After a downturn in cadet numbers during the late 1950s, renewed efforts were made to interest young people in the CAP. In 1962, the minimum age for cadets was reduced to 13 and many new courses were made available to cadets at a national level, including the Cadet Leadership School as well as courses in missiles and aircraft management.
In addition to the restructuring, standardization, and expansion of the Cadet Program, the 1960s brought new opportunities for cadets to fly. The first cadet Flying Encampment was held in 1965, and proved immediately successful. The following year, Flying Encampment also became one of the first cadet special activities open to both male and female cadets. Soon, programs were in place that both prepared new pilots to solo and helped advanced students to complete their pilot licenses.
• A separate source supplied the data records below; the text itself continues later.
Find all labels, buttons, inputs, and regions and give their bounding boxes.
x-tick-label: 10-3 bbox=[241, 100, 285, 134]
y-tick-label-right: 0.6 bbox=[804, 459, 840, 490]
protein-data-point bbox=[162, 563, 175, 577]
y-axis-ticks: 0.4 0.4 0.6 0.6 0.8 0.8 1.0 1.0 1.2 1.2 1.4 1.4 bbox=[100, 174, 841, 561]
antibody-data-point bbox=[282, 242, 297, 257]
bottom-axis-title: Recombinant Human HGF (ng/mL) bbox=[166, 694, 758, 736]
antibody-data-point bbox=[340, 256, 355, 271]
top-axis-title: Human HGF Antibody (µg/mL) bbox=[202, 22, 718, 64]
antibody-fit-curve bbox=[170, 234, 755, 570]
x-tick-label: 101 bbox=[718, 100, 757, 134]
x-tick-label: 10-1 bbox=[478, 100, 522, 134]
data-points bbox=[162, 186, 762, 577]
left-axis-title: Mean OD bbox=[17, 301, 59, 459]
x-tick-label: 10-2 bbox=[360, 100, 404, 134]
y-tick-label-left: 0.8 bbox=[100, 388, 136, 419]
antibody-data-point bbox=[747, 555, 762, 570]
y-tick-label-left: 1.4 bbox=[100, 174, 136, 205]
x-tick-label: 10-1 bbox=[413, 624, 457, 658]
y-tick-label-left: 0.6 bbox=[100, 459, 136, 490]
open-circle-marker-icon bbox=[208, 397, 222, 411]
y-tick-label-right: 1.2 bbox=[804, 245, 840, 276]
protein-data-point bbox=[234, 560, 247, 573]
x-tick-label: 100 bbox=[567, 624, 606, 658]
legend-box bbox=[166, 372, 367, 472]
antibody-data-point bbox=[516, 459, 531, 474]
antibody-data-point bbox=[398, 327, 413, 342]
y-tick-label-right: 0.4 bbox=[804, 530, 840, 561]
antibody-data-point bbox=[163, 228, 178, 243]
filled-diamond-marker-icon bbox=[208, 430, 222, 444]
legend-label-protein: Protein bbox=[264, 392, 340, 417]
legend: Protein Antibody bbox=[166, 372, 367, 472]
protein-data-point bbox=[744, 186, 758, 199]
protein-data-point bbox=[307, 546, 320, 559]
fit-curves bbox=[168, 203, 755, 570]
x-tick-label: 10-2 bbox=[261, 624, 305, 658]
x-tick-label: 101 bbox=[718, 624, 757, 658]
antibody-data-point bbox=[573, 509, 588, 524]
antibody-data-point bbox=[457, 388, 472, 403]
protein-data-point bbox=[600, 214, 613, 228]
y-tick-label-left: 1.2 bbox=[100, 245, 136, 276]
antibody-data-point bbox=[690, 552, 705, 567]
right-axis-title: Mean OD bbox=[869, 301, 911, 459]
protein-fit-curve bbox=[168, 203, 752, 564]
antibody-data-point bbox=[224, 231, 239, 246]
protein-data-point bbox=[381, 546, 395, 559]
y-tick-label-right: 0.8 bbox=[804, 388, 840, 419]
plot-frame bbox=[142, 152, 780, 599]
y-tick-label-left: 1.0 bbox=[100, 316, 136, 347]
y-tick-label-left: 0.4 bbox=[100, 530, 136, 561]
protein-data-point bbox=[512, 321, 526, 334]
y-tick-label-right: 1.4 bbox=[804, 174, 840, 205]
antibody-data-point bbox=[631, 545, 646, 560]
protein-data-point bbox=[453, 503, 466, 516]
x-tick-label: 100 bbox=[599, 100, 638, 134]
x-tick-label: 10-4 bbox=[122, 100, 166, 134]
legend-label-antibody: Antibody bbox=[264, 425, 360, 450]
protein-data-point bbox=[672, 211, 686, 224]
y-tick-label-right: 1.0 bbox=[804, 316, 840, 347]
Although the early 1960s were a period of growth for the Cadet Program, it remained difficult to retain members—particularly after they turned 21. The Falcon Award, eventually renamed in honor of astronaut and former CAP cadet Frank Borman, was instituted to encourage high-performing cadets to continue their service. Initially, only Spaatz cadets who turned senior member, attended the Air Force Academy, or participated in Air Force ROTC at the college level could become eligible to receive the award. Eventually, enrollment in other service academies or undergraduate ROTC programs would also allow a former cadet to quality.
With the redesigned Cadet Program of the 1960s came new ribbons sporting colorful and distinctive graphics. They could be worn with or without a plastic coating. Some cadets, disliking the “Everclean” ribbons, were known to scrape the plastic off.